The last week before a major race is always quite nerve-racking. All the training has been done, and the hay is in the barn; any strenuous workout efforts from this point on would simply be counterproductive. These last several days of rest allow the body to recover from the hard training it has endured, and to stockpile energy reserves for the challenge ahead.
So as race weekend draws nearer, the number of miles I run gets progressively smaller. Unfortunately, in that same time frame, the number of hours I spend thinking about the race grows exponentially. And with my normal mechanism of releasing nervous energy – namely, running – eliminated as an option, I inevitably become a bit of a basket case counting down the days and hours until the event starts.
It’s somewhat ironic, in that I’ve always felt that ultrarunning isn’t so much about the races themselves as it is the process to get there. The manner by which the body and mind is gradually built up to attempt something once considered unfathomable is a remarkable transformation to experience. Like many other things in life, there’s as much satisfaction drawn from the journey as there is at the destination.
In fact, by the time we stand on the start line, most of us are already fully aware of the physical ability and psychological resolve we’ve forged within ourselves. Race weekend is simply when we put those qualities on display for the rest of the world to see.
The funny part is that, as a general rule, I don’t give much thought to who might be watching. But over the past several weeks, I’ve realized that there may be more people watching than I ever imagined.

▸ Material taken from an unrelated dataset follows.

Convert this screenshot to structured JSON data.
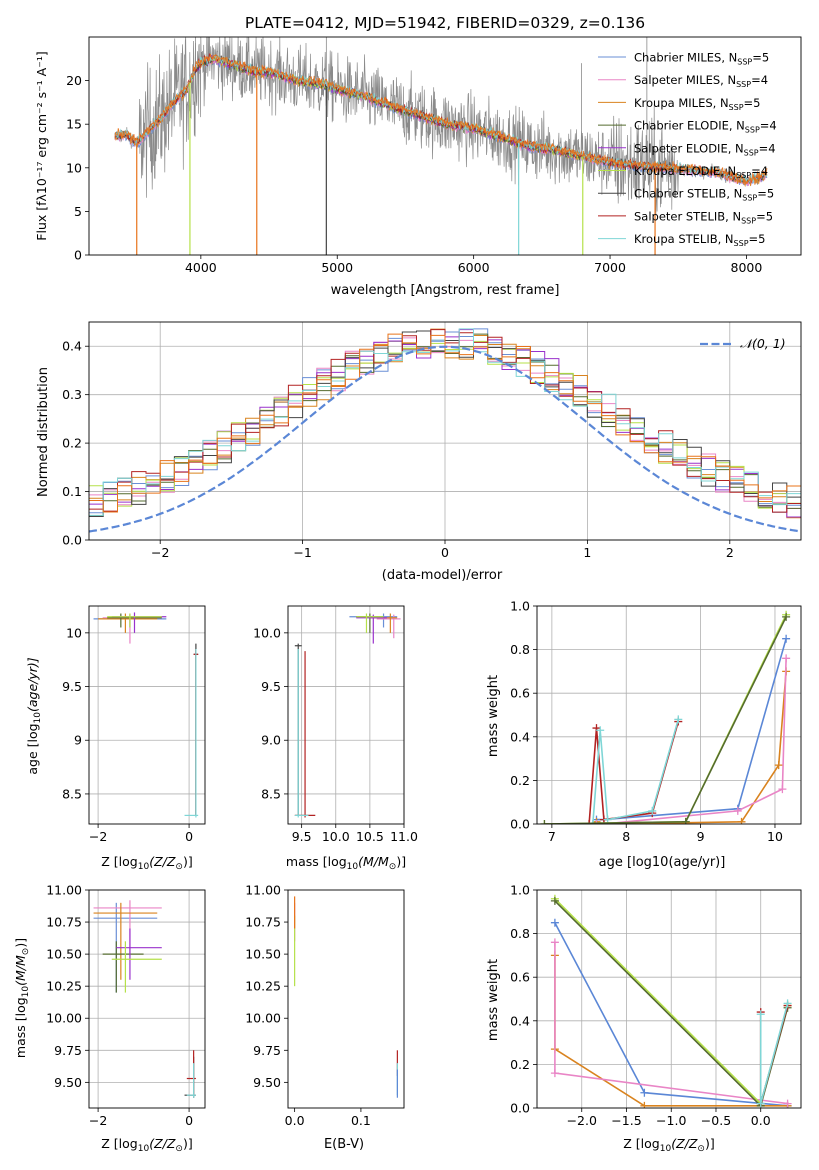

From the beginning, this series has had the working subtitle “A Western States Training Diary”, and for the most part, that’s exactly what it felt like: a place to write my thoughts about where I’ve been, where I’m going, and what I have to do to get there. And like any other diary, I figured that the things I said wouldn’t be of much interest to anyone outside my immediate circle of acquaintances.
At least, that’s what I figured until all of the well-wishes started pouring in.
Recently, and with increasing frequency, I’ve been on the receiving end of e-mails and comments with words of encouragement for Western States. What’s more, many of them are from random people I’ve never met before, or who I hadn’t realized were following my little adventure, either through these Herald articles, or via the Internet.
Several years back, I participated in a high school ministry program. One of the coolest things we did occurred whenever a senior left the group for college; it was something we called “affirmation bombardment”.
The student sat in a chair in front of the whole group – then one at a time, each person in the room told that kid something he (or she) liked about him (or her). The comments typically started with trivial thoughts, like admiring the kid’s haircut - but as the session continued, the sentiments invariably grew more profound, speaking to the person’s personality and character, and his or her ability to succeed in the larger world after leaving the comforting surroundings of home.
It never failed to be an incredibly uplifting scene: some anxious kid preparing for an unimaginable adventure, having his spirits boosted by a group of people who care about him, gaining confidence for the journey ahead. Those nights were my favorite part of the ministry – and they’re a memory I’ve been reminded of with all of this Western States business over the past couple of weeks.
Soliciting encouragement from others was never an intent of this series – but now that it’s happened, I admit that it feels pretty darn cool. With a challenge of this scope, it’s definitely nice to know that a group of people are cheering for you.
So if you’re one of the folks who has unexpectedly dropped me a kind word lately: thanks very much for the affirmation. You’ve boosted my spirits in a hundred tiny doses, and given me increased confidence for the journey ahead. All of these things will definitely come in handy on June 28th.